The full squat, with the top of the thigh below parallel with the floor, is a key exercise for improving sports performance. But what if you don’t like full squats?
Then you have 4 options. They are: 4a. become someone who embraces full squats, 4b. go to the Big House of Mirrors and have a good long hard look at yourself, 4c. Invite Carson and QE blokes over for a make-over or 4d. glue your toilet seat down.
Full squats are not the be all and end all of lower body training. Full squats, be they back, front, overhead, box etc are just one portion of one group of lower body exercises choices ~ but they are important.
Lower body training exercises can be categorized into 3 groups – 3a; the Squatting group (Back, front, overhead, box etc), the Pulling group (Deadlifts, Romanian deads, stiff legged, reverse hypers etc) and the Split leg group (Split squats, lunges, step-ups, 1-leg squats). (For power training, eg. 3a. band box squats & jump squats, 3b. power cleans/snatches and other olympic lifting pulls 3c. split jumps, power lunges).
In rugby league and union (and other sports), there are 2 types of trainers ~ 2a. those who embrace full squats and 2b. those who don’t do them or seek to avoid them wherever possible (“I am sore, can I do leg press instead?”).
At the Broncos, we embrace full squats as the cornerstone exercise for improving leg drive. We do not have a leg press, leg extension or leg curl machine. I tell the players what execisdes to do, what weight to lift, sets and reps, rest period, everything. If you are at the, Broncos, you are full squatting.

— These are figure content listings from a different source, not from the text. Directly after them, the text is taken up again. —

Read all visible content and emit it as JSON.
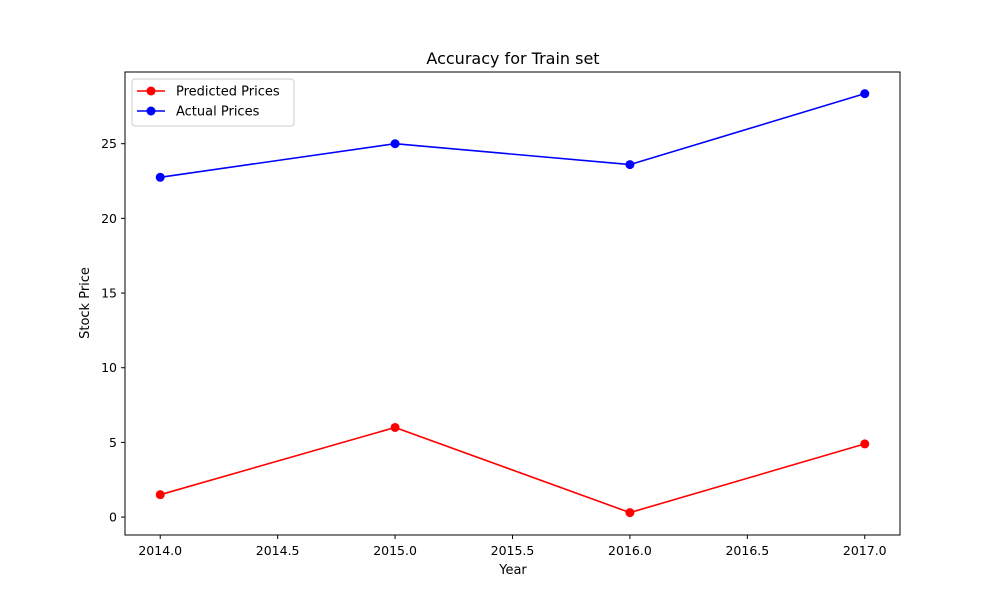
{
  "chart_data": {
    "type": "line",
    "title": "Accuracy for Train set",
    "xlabel": "Year",
    "ylabel": "Stock Price",
    "x": [
      2014,
      2015,
      2016,
      2017
    ],
    "series": [
      {
        "name": "Predicted Prices",
        "color": "#ff0000",
        "marker": "circle",
        "values": [
          1.5,
          6.0,
          0.3,
          4.9
        ]
      },
      {
        "name": "Actual Prices",
        "color": "#0000ff",
        "marker": "circle",
        "values": [
          22.75,
          25.0,
          23.6,
          28.35
        ]
      }
    ],
    "xlim": [
      2013.85,
      2017.15
    ],
    "ylim": [
      -1.2,
      29.8
    ],
    "xticks": [
      2014.0,
      2014.5,
      2015.0,
      2015.5,
      2016.0,
      2016.5,
      2017.0
    ],
    "xtick_labels": [
      "2014.0",
      "2014.5",
      "2015.0",
      "2015.5",
      "2016.0",
      "2016.5",
      "2017.0"
    ],
    "yticks": [
      0,
      5,
      10,
      15,
      20,
      25
    ],
    "ytick_labels": [
      "0",
      "5",
      "10",
      "15",
      "20",
      "25"
    ],
    "grid": false,
    "legend_position": "top-left"
  }
}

However, we realise that due to the intense physical collisions in rugby league, that players get bothersome injuries time to time that preclude them from safely or effectively doing free weight barbell squats. So what do we do?
We have a number of strategies we use, depending upon the injury. Here is 1 of our strategies.
Pictured is David Stagg, who holds our club tackling record. As he only weighs 97 kg and has great endurance, he has to do plenty of tackling (ie. the bigger blokes run at him and he keeps aiming up at them every single time). From this heavy collision-oriented workload, he can get niggling shoulder injuries that detract from his full range of motion in some weeks. In this instance, he cannot actually get his right arm up to do a full back or front squat ~ but he is still doing his full squat training using the Front Squat harness from GetStrength. So he holds the harness at chest level with his right hand and takes the usual front squat (clean grip) with his left and starts knocking out multiple sets of 10 reps.
Like all great tacklers, he knows the value of keeping his leg drive strength up. He is not seeking ways of “getting out” of full squat training, he is seeking ways to embrace it when injury may preclude conventional, traditional barbell full squat training.
There are a number of different methods to ensure full squat training continues despite bothersome injuries. The Front Squat Harness is one. Other specialty bars offer other methods. As an athlete or coach, you may need to GetSmart about your ensuring your full squat training continues throughout the season.